Para votar los fuereños se implementaron las casillas especiales y fuimos tantos que en hilera nos movíamos involuntariamente, en forma similar a la serpiente y en ese desliz, se escucharon los espasmos de la entraña.
Durante el tiempo de aquella espera, se reprodujo un suceso singular; la nostalgia por el terruño.
Un tardío homesick revelado por la credencial del INE, en donde hemos depositado la pertenencia, arraigo; nuestros humos, la patria móvil, los recuerdos y el sosiego.
¿Por eso en el fondo no actualizamos nuestra dirección?
De las cinco mujeres del team, que se logró moldear en el transcurso de las 7 horas del tenaz convivió electoral en la colonia del Valle de la Ciudad de México, ninguna de ellas se conocía previamente; ahí se convirtieron en amigas y me permitieron escuchar.
Dos de ellas se llaman Ale. A una le encanta su nombre y a la otra, no (“¡Lo odio, en verdad!”).
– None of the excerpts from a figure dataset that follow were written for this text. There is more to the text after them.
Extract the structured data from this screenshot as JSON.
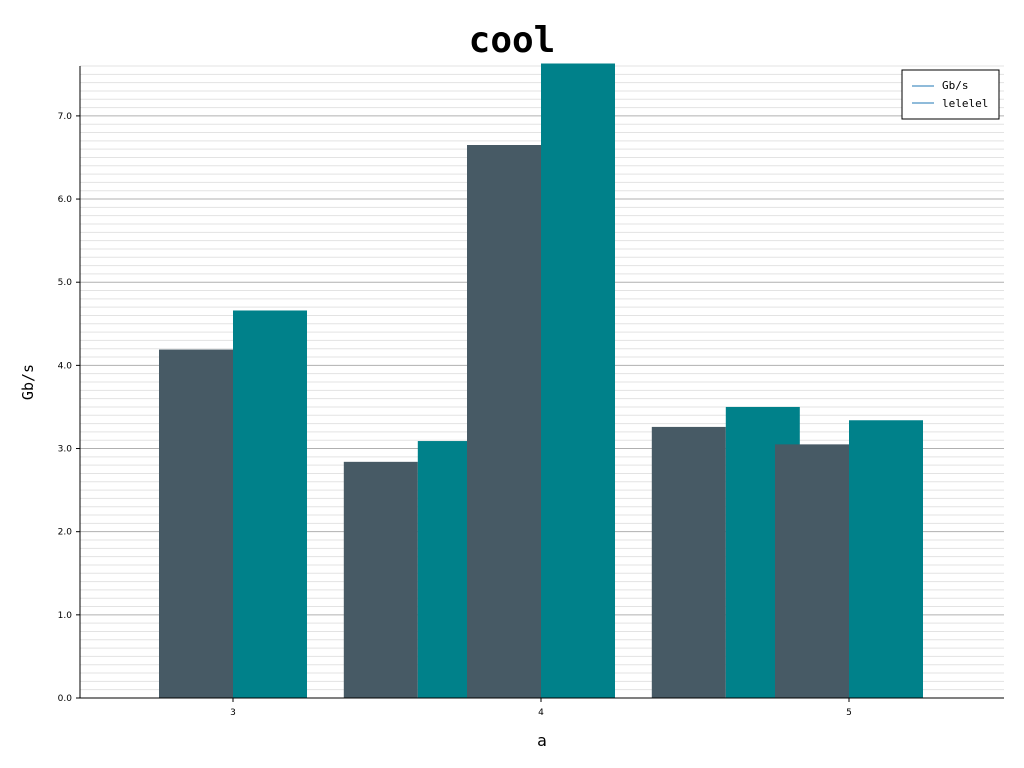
{
  "chart_data": {
    "type": "bar",
    "title": "cool",
    "xlabel": "a",
    "ylabel": "Gb/s",
    "x_ticks": [
      3,
      4,
      5
    ],
    "x_range": [
      2.5,
      5.5
    ],
    "ylim": [
      0,
      7.6
    ],
    "y_ticks": [
      0.0,
      1.0,
      2.0,
      3.0,
      4.0,
      5.0,
      6.0,
      7.0
    ],
    "y_minor_step": 0.1,
    "grid": true,
    "legend_position": "top-right",
    "x": [
      3,
      3.6,
      4,
      4.6,
      5
    ],
    "series": [
      {
        "name": "Gb/s",
        "color": "#475a65",
        "values": [
          4.19,
          2.84,
          6.65,
          3.26,
          3.05
        ]
      },
      {
        "name": "lelelel",
        "color": "#00818a",
        "values": [
          4.66,
          3.09,
          7.63,
          3.5,
          3.34
        ]
      }
    ],
    "legend_line_color": "#1f77b4"
  }
}
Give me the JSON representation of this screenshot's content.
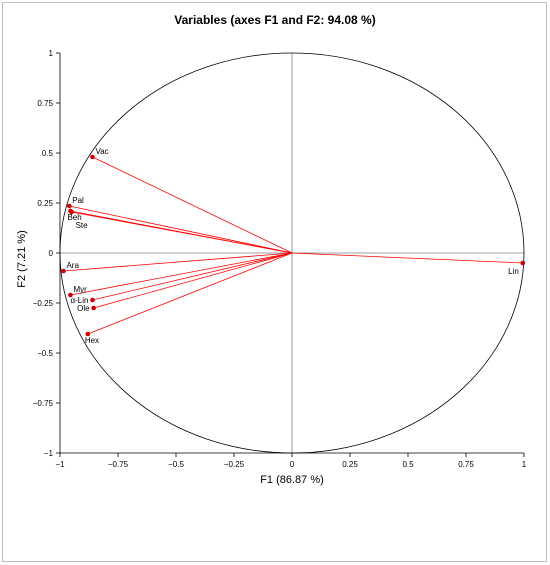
{
  "chart_data": {
    "type": "scatter",
    "title": "Variables (axes F1 and F2: 94.08 %)",
    "xlabel": "F1 (86.87 %)",
    "ylabel": "F2 (7.21 %)",
    "xlim": [
      -1,
      1
    ],
    "ylim": [
      -1,
      1
    ],
    "x_ticks": [
      {
        "value": -1,
        "label": "−1"
      },
      {
        "value": -0.75,
        "label": "−0.75"
      },
      {
        "value": -0.5,
        "label": "−0.5"
      },
      {
        "value": -0.25,
        "label": "−0.25"
      },
      {
        "value": 0,
        "label": "0"
      },
      {
        "value": 0.25,
        "label": "0.25"
      },
      {
        "value": 0.5,
        "label": "0.5"
      },
      {
        "value": 0.75,
        "label": "0.75"
      },
      {
        "value": 1,
        "label": "1"
      }
    ],
    "y_ticks": [
      {
        "value": 1,
        "label": "1"
      },
      {
        "value": 0.75,
        "label": "0.75"
      },
      {
        "value": 0.5,
        "label": "0.5"
      },
      {
        "value": 0.25,
        "label": "0.25"
      },
      {
        "value": 0,
        "label": "0"
      },
      {
        "value": -0.25,
        "label": "−0.25"
      },
      {
        "value": -0.5,
        "label": "−0.5"
      },
      {
        "value": -0.75,
        "label": "−0.75"
      },
      {
        "value": -1,
        "label": "−1"
      }
    ],
    "correlation_circle": true,
    "grid": false,
    "colors": {
      "vector": "#ff0000",
      "point": "#cc0000",
      "circle": "#000000",
      "axes_zero": "#808080"
    },
    "points": [
      {
        "name": "Vac",
        "x": -0.86,
        "y": 0.48,
        "label_pos": "right-up"
      },
      {
        "name": "Pal",
        "x": -0.96,
        "y": 0.235,
        "label_pos": "right-up"
      },
      {
        "name": "Beh",
        "x": -0.955,
        "y": 0.21,
        "label_pos": "below"
      },
      {
        "name": "Ste",
        "x": -0.95,
        "y": 0.205,
        "label_pos": "below-right"
      },
      {
        "name": "Ara",
        "x": -0.985,
        "y": -0.09,
        "label_pos": "right-up"
      },
      {
        "name": "Myr",
        "x": -0.955,
        "y": -0.21,
        "label_pos": "right-up"
      },
      {
        "name": "α-Lin",
        "x": -0.86,
        "y": -0.235,
        "label_pos": "left"
      },
      {
        "name": "Ole",
        "x": -0.855,
        "y": -0.275,
        "label_pos": "left"
      },
      {
        "name": "Hex",
        "x": -0.88,
        "y": -0.405,
        "label_pos": "below"
      },
      {
        "name": "Lin",
        "x": 0.995,
        "y": -0.05,
        "label_pos": "below-left"
      }
    ]
  }
}
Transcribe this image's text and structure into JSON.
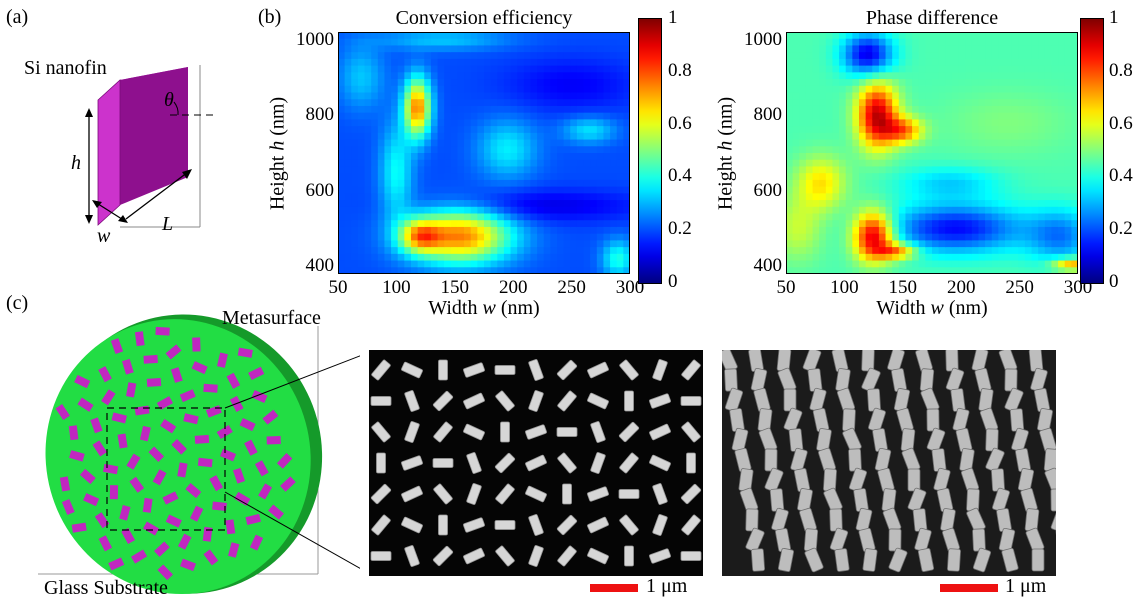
{
  "panels": {
    "a": {
      "label": "(a)",
      "title": "Si nanofin",
      "symbols": {
        "theta": "θ",
        "h": "h",
        "w": "w",
        "L": "L"
      },
      "colors": {
        "fin_front": "#cc33cc",
        "fin_side": "#8e108e",
        "fin_top": "#b425b4"
      }
    },
    "b": {
      "label": "(b)"
    },
    "c": {
      "label": "(c)",
      "metasurface_label": "Metasurface",
      "substrate_label": "Glass Substrate",
      "scale_bar_left": "1 μm",
      "scale_bar_right": "1 μm",
      "colors": {
        "substrate": "#22dd44",
        "substrate_edge": "#159a2a",
        "fins": "#c027c0",
        "scale_bar": "#ee1111",
        "sem_bg": "#050505"
      }
    }
  },
  "chart_data": [
    {
      "type": "heatmap",
      "title": "Conversion efficiency",
      "xlabel_prefix": "Width ",
      "xlabel_var": "w",
      "xlabel_unit": " (nm)",
      "ylabel_prefix": "Height ",
      "ylabel_var": "h",
      "ylabel_unit": " (nm)",
      "xlim": [
        50,
        300
      ],
      "ylim": [
        380,
        1020
      ],
      "xticks": [
        "50",
        "100",
        "150",
        "200",
        "250",
        "300"
      ],
      "yticks": [
        "400",
        "600",
        "800",
        "1000"
      ],
      "colorbar_ticks": [
        "0",
        "0.2",
        "0.4",
        "0.6",
        "0.8",
        "1"
      ],
      "colormap": "jet",
      "background": 0.2,
      "hotspots": [
        {
          "x": 155,
          "y": 480,
          "sx": 30,
          "sy": 50,
          "v": 0.55
        },
        {
          "x": 120,
          "y": 480,
          "sx": 12,
          "sy": 30,
          "v": 0.35
        },
        {
          "x": 118,
          "y": 820,
          "sx": 8,
          "sy": 55,
          "v": 0.55
        },
        {
          "x": 100,
          "y": 650,
          "sx": 10,
          "sy": 90,
          "v": 0.18
        },
        {
          "x": 70,
          "y": 900,
          "sx": 14,
          "sy": 60,
          "v": 0.12
        },
        {
          "x": 140,
          "y": 1000,
          "sx": 40,
          "sy": 20,
          "v": 0.12
        },
        {
          "x": 195,
          "y": 710,
          "sx": 18,
          "sy": 55,
          "v": 0.16
        },
        {
          "x": 265,
          "y": 760,
          "sx": 16,
          "sy": 25,
          "v": 0.15
        },
        {
          "x": 290,
          "y": 420,
          "sx": 10,
          "sy": 35,
          "v": 0.2
        },
        {
          "x": 225,
          "y": 560,
          "sx": 60,
          "sy": 30,
          "v": -0.1
        },
        {
          "x": 250,
          "y": 880,
          "sx": 40,
          "sy": 50,
          "v": -0.08
        }
      ]
    },
    {
      "type": "heatmap",
      "title": "Phase difference",
      "xlabel_prefix": "Width ",
      "xlabel_var": "w",
      "xlabel_unit": " (nm)",
      "ylabel_prefix": "Height ",
      "ylabel_var": "h",
      "ylabel_unit": " (nm)",
      "xlim": [
        50,
        300
      ],
      "ylim": [
        380,
        1020
      ],
      "xticks": [
        "50",
        "100",
        "150",
        "200",
        "250",
        "300"
      ],
      "yticks": [
        "400",
        "600",
        "800",
        "1000"
      ],
      "colorbar_ticks": [
        "0",
        "0.2",
        "0.4",
        "0.6",
        "0.8",
        "1"
      ],
      "colormap": "jet",
      "background": 0.45,
      "hotspots": [
        {
          "x": 128,
          "y": 800,
          "sx": 12,
          "sy": 60,
          "v": 0.48
        },
        {
          "x": 150,
          "y": 760,
          "sx": 12,
          "sy": 25,
          "v": 0.3
        },
        {
          "x": 125,
          "y": 480,
          "sx": 12,
          "sy": 45,
          "v": 0.5
        },
        {
          "x": 145,
          "y": 440,
          "sx": 12,
          "sy": 15,
          "v": 0.3
        },
        {
          "x": 80,
          "y": 620,
          "sx": 15,
          "sy": 50,
          "v": 0.2
        },
        {
          "x": 60,
          "y": 500,
          "sx": 15,
          "sy": 60,
          "v": 0.12
        },
        {
          "x": 120,
          "y": 960,
          "sx": 15,
          "sy": 40,
          "v": -0.35
        },
        {
          "x": 195,
          "y": 500,
          "sx": 40,
          "sy": 45,
          "v": -0.32
        },
        {
          "x": 190,
          "y": 620,
          "sx": 30,
          "sy": 30,
          "v": -0.12
        },
        {
          "x": 285,
          "y": 480,
          "sx": 20,
          "sy": 50,
          "v": -0.2
        },
        {
          "x": 295,
          "y": 405,
          "sx": 12,
          "sy": 12,
          "v": 0.3
        },
        {
          "x": 240,
          "y": 780,
          "sx": 40,
          "sy": 60,
          "v": 0.05
        }
      ]
    }
  ]
}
Nacieron en Ciudad Juárez y Acapulco hace más o menos 25 años, en el tiempo en que en dichas ciudades se asesinaron a cientos de mujeres.
Sus padres fueron testigos de cuándo emana la pus del absceso que fue infectado por las miserias de los dealers bisoños, pasados inexpertos, patrones de la estupidez, policías podridos y traficantes en un jardín que se secó por abandono.
Así que sus madres las enviaron fuera de esa frontera y puerto; llegaron a la capital en donde ahora estudian y trabajan.
La situación de María, de 20 años, es similar; su huida de Celaya fue de aullido. Allí, en el Bajío, el toque de queda fue tan contundente, como duras las cicatrices emocionales que la orillaron al miedo y también a estudiar psicología. Pretende cursar la especialidad en sicoanálisis en el Claustro de Sor Juana.
Sobre esas costras invisibles se tatuó en la espalda una figura con los trazos creados por el pintor Vasili Kandinsky y Henri Matisse, (“este tatoo me salió carito”).
“Si mi padre tuviera terapeuta no se tatuaría la cara; tendría trabajo y no le hubieran negado la visa”, sintetiza una de las Ale, luego de escuchar las virtudes de la especialidad y narrar las consecuencias de su propio tratamiento mental. Resultó que todos estábamos en una cura afín.
La estrategia
Camila y Sandra son profesionistas con 33 años cumplidos. De Shihuahua y Sinaloa, respectivamente. La norteña es médico en urgencias del ABC, siempre alerta y con espléndido humor (“la guardia de anoche merece una michelada, ¿qué no?”), mientras la paisana de Culiacán, administra recursos humanos para una empresa de 120 mil obreros. (“Somos un madral de historias”)
Las dos saben de béisbol, van al estadio. Describen las jugadas con la exactitud de una pasión; el tris de un lanzamiento.
Críticas de AMLO, más bien le dan carrilla; imitan las frases mañaneras. Piensan que ser mujer garantiza la eficacia en la presidencia. No quieren desperdiciar su voto. (“Lo de Claudia es una estrategia”).
Las cinco pagan renta. Las estudiantes buscan becas y están preocupadas por el cambio climático, la falta de agua y el calor. Sobre todo para la otra Ale, licenciada en Ciencias Ambientales y maestra en yoga. (“Pinches empresas no quieren cambiar nada”).
Los mejores burritos, ceviches y la carnita asada. (“Que todo lo resuelve”), aflora en los antojos, mientras el hambre, el sol, la sed, la tiricia, el sueño y la duda, nos invade.
La fila ya dobló y alcanzó la cabeza-cola hasta confundirse. Somos miles, porque nos han escrito el número 887 en el dorso de la mano y nos encontramos a la mitad del primer rosario. (“No manches, son las tres”).
Cinco horas después me sondean (“Jubilado: fui periodista”) y profieren al unísono la onomatopeya: Ahhh uhhhh shshhh.